The public transportation service for Palm Beach County currently allows people who qualify based on disability and lower income status, to get a ride to anywhere in Palm Beach County for $3.50 through a program called Connection.

But a new proposal would limit people’s travels to three-fourths of a mile away from a bus stop, and increase the price by 50 cents.

People with disabilities voice concern about changes to Palm Tran

Palm Tran also said it would create a new program, called Connection Plus, allowing people to travel anywhere in the county, but people will have to wait longer for vehicles and share rides with more people. Officials said the price increase will extend to people using this program as well.

Officials told county commissioners their motivation for the change was to save money, since the average cost per trip is $52.

“It has gotten to the point where we are providing more social service transportation than actual public transportation,” said an official to county commissioners on Tuesday.

The National Aging and Disability Transportation Center said the American with Disabilities Act (ADA) requires that complementary paratransit service must be provided within three-fourths of a mile from a bus route or rail station, at the same hours and days, for no more than twice the regular fixed route fare. The county exceeds the regulation through the current Connection program. The changes to Connection will reduce services to their statutory minimum.

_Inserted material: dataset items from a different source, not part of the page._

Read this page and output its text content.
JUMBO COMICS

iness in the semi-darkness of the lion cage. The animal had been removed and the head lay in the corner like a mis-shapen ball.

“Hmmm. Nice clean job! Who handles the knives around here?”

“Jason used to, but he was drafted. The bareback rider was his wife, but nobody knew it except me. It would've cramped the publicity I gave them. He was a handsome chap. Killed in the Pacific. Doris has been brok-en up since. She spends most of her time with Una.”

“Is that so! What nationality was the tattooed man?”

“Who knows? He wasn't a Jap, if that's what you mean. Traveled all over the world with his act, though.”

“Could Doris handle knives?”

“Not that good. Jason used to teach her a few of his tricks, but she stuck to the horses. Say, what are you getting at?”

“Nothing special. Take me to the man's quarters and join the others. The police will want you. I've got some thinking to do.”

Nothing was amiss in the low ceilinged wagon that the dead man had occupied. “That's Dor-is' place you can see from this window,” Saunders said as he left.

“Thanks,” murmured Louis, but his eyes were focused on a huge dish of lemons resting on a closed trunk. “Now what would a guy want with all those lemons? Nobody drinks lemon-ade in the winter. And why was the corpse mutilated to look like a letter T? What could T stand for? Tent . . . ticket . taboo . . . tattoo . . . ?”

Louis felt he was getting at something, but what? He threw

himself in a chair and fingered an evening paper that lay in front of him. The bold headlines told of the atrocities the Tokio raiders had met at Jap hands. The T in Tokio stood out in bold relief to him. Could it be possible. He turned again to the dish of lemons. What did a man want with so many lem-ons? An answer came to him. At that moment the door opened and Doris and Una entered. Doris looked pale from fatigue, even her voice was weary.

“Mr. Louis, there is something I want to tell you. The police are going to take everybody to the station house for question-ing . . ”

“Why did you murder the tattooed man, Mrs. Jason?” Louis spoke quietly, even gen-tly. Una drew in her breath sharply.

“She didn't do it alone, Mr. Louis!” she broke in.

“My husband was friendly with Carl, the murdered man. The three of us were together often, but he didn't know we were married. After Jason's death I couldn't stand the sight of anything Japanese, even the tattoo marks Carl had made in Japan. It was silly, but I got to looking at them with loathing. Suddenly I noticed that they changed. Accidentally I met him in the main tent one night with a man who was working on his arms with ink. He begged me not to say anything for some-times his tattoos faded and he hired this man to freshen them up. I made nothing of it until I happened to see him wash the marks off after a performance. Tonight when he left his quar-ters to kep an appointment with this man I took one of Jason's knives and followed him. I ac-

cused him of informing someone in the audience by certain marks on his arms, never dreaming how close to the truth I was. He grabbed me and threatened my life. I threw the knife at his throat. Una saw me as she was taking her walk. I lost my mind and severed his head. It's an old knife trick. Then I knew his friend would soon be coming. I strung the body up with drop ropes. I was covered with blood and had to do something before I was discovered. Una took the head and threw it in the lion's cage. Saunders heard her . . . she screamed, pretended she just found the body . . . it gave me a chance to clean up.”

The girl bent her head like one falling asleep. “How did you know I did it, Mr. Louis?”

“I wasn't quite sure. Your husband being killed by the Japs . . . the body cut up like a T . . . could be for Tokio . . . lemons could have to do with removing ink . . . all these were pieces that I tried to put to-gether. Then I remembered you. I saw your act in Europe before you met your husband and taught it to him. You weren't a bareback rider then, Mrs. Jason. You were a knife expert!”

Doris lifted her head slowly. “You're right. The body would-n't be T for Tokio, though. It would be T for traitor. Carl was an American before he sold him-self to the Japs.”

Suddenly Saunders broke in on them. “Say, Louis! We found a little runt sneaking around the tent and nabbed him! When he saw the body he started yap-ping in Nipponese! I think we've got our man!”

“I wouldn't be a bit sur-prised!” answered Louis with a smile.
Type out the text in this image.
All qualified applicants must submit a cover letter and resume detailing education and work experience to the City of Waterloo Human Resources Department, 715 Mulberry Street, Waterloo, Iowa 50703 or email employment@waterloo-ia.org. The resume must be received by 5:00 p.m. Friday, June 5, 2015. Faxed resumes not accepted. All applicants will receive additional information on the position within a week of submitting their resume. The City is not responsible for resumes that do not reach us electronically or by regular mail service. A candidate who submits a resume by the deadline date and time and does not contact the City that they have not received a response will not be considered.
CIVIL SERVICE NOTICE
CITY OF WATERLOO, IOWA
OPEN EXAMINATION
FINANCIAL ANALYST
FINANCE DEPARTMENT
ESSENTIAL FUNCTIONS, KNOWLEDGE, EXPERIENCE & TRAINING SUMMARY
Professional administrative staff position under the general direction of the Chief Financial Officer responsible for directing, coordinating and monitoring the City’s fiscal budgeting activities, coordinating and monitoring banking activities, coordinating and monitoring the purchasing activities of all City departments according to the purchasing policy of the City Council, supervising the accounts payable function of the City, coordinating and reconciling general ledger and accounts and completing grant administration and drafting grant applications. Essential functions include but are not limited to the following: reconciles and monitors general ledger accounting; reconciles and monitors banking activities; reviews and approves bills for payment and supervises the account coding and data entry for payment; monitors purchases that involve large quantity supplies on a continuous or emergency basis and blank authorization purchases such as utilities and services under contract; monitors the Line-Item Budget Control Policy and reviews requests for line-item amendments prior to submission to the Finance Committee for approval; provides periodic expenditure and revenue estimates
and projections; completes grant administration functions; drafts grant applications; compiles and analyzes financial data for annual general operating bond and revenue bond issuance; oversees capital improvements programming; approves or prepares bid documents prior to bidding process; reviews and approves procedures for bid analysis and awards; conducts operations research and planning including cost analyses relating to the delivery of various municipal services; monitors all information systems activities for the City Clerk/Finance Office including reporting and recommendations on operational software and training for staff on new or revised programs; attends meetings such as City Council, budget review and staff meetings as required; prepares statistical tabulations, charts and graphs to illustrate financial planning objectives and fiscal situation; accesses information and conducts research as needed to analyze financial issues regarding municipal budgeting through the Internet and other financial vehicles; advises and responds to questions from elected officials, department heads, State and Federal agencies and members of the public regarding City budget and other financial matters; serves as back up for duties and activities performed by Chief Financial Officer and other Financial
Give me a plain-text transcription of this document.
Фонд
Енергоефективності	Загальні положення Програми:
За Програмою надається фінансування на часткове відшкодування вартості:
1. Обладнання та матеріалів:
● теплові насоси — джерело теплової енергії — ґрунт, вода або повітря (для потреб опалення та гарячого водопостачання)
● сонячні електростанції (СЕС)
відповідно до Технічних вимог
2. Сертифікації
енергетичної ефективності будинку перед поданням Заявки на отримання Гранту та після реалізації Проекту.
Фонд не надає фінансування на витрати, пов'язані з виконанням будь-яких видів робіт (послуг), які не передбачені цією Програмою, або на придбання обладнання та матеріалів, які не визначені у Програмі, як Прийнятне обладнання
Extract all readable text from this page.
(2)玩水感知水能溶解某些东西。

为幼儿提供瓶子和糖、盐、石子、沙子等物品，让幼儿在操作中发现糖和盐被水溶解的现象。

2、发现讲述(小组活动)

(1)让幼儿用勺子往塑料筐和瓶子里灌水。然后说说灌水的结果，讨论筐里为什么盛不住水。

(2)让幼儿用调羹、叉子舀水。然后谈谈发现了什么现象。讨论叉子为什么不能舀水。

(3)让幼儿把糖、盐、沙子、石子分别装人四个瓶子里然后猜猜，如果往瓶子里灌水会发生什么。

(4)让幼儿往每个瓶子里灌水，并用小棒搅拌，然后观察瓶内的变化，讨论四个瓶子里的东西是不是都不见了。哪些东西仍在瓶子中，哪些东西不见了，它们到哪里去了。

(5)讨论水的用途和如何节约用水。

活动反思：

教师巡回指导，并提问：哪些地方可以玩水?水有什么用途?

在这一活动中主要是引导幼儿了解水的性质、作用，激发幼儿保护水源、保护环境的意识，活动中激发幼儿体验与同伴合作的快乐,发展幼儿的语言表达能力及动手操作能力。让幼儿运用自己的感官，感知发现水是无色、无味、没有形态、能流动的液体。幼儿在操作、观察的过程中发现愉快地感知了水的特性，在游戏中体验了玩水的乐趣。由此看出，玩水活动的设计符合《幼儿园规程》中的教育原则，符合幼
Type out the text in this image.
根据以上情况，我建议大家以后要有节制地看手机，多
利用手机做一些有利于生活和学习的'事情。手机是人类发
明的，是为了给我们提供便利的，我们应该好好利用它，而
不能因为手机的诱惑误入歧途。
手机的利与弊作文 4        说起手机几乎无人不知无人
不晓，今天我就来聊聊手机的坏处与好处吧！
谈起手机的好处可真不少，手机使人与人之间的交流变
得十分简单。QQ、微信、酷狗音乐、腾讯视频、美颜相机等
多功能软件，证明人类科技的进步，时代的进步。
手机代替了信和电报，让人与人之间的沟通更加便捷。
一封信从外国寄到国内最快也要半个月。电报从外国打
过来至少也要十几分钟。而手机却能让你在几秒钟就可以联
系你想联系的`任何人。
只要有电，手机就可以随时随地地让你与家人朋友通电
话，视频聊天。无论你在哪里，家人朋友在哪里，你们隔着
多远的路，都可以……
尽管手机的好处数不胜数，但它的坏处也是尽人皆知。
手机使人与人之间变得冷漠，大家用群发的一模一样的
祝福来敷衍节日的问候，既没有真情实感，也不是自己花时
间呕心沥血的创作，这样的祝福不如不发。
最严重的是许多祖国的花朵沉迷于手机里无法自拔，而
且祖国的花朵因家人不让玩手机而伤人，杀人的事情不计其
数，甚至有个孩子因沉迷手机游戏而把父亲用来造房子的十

Amanda Merten, who lives in Palm Beach County, currently uses the program because she uses a power chair after numerous surgeries and medical conditions. She said she currently shares rides with other people and waits at least half an hour to get a car, so she’s concerned the changes would led to her missing medical appointments.

“I would probably have cabin fever sitting in here for too long,” she told WPTV’s Ethan Stein on Wednesday. “I wouldn’t be able to get to my doctor appointments, my therapy, physical or occupational; I wouldn’t be able to do anything.”

Data from the agency presented at a commission meeting suggests the current program takes people on thousands of trips per day, but officials said they only have 300 vehicles.